Não levemos em consideração aqui, neste pequeno comentário, a
influência que os desencarnados possam ter sobre os encarnados, e vice-versa.
Sim, porquanto, não raro, os mais ferrenhos obsessores estão
entre os encarnados, e não entre os espíritos libertos do corpo carnal – muitas
vezes, em uma influência às avessas, são os encarnados que submetem os
desencarnados aos seus caprichos e desejos.
As criaturas humanas que possuem propósitos semelhantes,
sejam eles de natureza negativa ou positiva, atraem-se, e, para tanto, sequer
necessitam que falem o mesmo idioma – basta que os interesses que comunguem se
identifiquem, parcial ou totalmente.
Sentindo-se atraídos uns para os outros, formam grupos,
bandos, facções, quadrilhas, corporações, coletividades, enfim, organizações as
mais variadas, criminosas ou não, com o fito a que se propõem.

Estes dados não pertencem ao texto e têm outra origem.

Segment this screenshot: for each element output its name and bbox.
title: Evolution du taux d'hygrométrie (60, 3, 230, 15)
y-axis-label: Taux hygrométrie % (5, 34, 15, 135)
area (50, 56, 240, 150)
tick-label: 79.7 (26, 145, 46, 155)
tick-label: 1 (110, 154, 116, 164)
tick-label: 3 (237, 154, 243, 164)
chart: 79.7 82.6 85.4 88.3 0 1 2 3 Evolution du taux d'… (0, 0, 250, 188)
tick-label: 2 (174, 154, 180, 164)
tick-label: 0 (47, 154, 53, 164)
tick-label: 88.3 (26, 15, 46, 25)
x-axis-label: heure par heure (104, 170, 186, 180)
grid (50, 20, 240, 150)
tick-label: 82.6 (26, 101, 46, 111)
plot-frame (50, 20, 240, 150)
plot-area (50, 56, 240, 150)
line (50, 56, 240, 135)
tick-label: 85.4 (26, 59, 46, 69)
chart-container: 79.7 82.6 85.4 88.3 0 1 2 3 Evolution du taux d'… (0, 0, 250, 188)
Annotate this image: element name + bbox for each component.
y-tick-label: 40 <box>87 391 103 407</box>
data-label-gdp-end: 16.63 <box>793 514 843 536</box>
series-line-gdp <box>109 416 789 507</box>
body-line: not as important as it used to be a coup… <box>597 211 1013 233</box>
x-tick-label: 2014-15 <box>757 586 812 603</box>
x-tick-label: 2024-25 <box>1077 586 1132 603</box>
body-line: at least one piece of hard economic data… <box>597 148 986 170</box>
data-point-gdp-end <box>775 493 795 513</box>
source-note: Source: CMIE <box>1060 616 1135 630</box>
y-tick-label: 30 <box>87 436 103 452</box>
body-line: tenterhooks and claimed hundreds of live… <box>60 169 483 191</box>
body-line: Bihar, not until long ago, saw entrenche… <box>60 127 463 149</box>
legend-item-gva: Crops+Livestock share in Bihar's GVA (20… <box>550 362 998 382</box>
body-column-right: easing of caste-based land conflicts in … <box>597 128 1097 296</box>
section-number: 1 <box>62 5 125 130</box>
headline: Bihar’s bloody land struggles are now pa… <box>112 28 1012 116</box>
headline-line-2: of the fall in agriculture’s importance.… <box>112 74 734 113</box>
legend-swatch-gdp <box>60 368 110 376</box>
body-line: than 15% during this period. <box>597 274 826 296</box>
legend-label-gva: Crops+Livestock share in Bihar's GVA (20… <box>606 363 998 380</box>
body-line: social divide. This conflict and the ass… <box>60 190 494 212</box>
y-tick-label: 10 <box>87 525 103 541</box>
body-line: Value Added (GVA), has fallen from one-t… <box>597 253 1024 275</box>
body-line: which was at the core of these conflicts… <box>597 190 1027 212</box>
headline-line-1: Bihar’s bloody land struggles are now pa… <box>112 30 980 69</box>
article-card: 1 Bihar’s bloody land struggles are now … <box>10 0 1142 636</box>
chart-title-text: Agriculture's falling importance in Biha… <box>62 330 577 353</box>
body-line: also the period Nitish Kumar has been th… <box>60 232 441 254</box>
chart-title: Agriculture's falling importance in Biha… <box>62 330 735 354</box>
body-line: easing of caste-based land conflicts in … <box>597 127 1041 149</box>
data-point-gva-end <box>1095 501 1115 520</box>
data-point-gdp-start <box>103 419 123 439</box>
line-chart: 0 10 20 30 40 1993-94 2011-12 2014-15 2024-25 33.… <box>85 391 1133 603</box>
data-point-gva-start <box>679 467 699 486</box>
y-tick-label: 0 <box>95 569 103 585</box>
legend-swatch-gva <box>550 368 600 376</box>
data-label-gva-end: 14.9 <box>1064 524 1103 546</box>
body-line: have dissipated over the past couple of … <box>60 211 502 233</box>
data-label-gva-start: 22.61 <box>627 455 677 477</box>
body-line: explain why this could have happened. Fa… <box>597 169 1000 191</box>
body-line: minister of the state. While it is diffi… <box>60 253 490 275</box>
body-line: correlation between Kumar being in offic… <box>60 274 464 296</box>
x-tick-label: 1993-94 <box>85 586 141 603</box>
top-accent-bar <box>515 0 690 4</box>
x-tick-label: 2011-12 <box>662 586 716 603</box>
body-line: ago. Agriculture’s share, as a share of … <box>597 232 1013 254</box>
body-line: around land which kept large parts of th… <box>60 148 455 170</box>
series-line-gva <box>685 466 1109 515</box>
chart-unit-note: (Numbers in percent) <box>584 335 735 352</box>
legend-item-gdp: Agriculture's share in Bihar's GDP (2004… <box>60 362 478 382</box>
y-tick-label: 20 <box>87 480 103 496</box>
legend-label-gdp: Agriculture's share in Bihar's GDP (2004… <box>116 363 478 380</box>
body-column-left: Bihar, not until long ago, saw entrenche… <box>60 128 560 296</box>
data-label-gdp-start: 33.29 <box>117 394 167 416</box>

Tais espíritos costumam se congregar até mesmo dentro de uma
instituição religiosa, como, por exemplo, um Centro Espírita, ou um outro órgão
qualquer do Movimento Espírita, e, anulando as possíveis disposições em
contrário, fazem-se prevalecer pela “força” de suas opiniões pessoais, que
chegam, por vaidade ou personalismo, sobrepor aos interesses da Doutrina.
Investidos de um poder que não possuem, valem-se dos cargos
para os quais foram indicados na condição de aparentes cordeiros, para, em
seguida, revelarem-se como lobos à frente da matilha – chegam eles, inclusive,
a falarem em nome dos Espíritos Benfeitores que mistificam a seu talante, e,
segundo a palavra do Cristo, caso possível, chegariam a enganar até os próprios
escolhidos...
Infelizmente, o que se vê hoje no Espiritismo na Terra, é um
pacto, consciente e/ou inconsciente, feito entre certos espíritos que se
encontram encarnados e que se lhe fazem adeptos com a única intenção de impedir
que ele venha a cumprir com a sua tarefa de Consolador Prometido.